Cette termitière mondialiste, nous y sommes. Le Tribulat Bonhomet de Villiers de l'Isle-Adam y règne en maître, grosse termite forant ses galeries technologiques et financières dans les poutres du vieux monde. Nul compromis possible avec cette épaisseur, cette compacité, cette brutalité ! La rupture est totale, la guerre de tous les instants. Les âmes les plus conciliantes, les plus naturellement éprises de paix, les plus assoiffées de réconciliation, les plus douces, si elles sont grandes, sont conduites ainsi à un combat sans merci, à un cheminement, entre la Mort et le Diable, vers le scintillement nocturne de la Jérusalem Céleste. Là, enfin, si nous résistons (et la partie n'est point gagnée, loin s'en faut), notre esprit tombera vertical sur la brute, le Paraclet effusera en nous et la divine seigneurialité sera notre statut !
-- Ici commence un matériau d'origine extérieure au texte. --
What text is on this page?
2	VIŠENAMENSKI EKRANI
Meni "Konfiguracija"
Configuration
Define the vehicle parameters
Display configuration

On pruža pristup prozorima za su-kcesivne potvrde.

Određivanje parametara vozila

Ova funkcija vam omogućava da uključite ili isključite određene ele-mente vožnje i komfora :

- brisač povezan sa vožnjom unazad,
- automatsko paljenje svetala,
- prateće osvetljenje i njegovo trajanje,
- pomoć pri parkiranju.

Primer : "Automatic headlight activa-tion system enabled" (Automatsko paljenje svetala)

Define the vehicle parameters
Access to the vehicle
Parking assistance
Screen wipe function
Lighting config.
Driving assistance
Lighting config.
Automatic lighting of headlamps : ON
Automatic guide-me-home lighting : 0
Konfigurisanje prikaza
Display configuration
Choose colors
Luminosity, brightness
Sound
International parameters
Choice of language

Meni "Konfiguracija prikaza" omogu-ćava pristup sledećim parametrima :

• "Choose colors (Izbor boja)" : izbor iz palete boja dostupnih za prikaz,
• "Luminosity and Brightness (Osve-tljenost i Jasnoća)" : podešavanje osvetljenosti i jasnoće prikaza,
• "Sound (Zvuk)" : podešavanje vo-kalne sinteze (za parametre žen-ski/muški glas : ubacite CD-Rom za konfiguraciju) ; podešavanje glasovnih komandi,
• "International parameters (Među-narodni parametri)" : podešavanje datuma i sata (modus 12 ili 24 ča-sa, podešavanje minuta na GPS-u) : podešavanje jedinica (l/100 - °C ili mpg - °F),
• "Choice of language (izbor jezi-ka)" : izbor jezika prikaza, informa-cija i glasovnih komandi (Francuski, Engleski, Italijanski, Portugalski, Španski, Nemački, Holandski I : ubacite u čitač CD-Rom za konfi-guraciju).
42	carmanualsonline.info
« Rien n'est moins près du Paraclet, que le dogme et le docteur, le temple et la théologie. La religion vit d'hérésie et meurt de scholastique. » Ces phrases dures, ces phrases qui heurtent ne sont pourtant pas le fait d'un homme qui méconnaît les splendeurs et les vérités de la Théologie. Mais que reste-t-il, à dire vrai, de la Théologie, quel office est celui des docteurs ? Ne s'accordent-ils point trop au monde comme il va ? L'hérésie telle que la nomme André Suarès ne serait-elle point ce retour à la « flamme blonde » et « l'ombre fraîche » de la véritable et immémoriale Sapience ? Si le Paraclet doit advenir, si le Tiers Règne transparaît déjà dans les œuvres des poètes et des métaphysiciens, dans le courage et le silence d'or de la sainteté, dans la ferveur des Amis de Dieu, n'est-ce point à dire que les théologies anciennes, les prophéties législatrices, les dogmes sont aussi destinés à s'ouvrir, à révéler enfin, comme la pierre brute les gemmes qu'elle dissimule, d'autres éclats, d'autres couleurs que les « docteurs de la loi » méconnurent ? Le Paraclet sera la Parole Retrouvée après la Parole Perdue, mais ces retrouvailles nous appartiennent; elles ne se délèguent point, elles ne se laissent point endiguer: elles emportent torrentueusement l'âme du pèlerin dans des épreuves qui n'appartiennent qu'à lui, de même que les œuvres d'un artiste, pour impersonnelles ou supra-personnelles qu'elles soient, n'en appartiennent pas moins à celui-ci, « par la triple précellence de la priorité, de la recherche et de la lutte »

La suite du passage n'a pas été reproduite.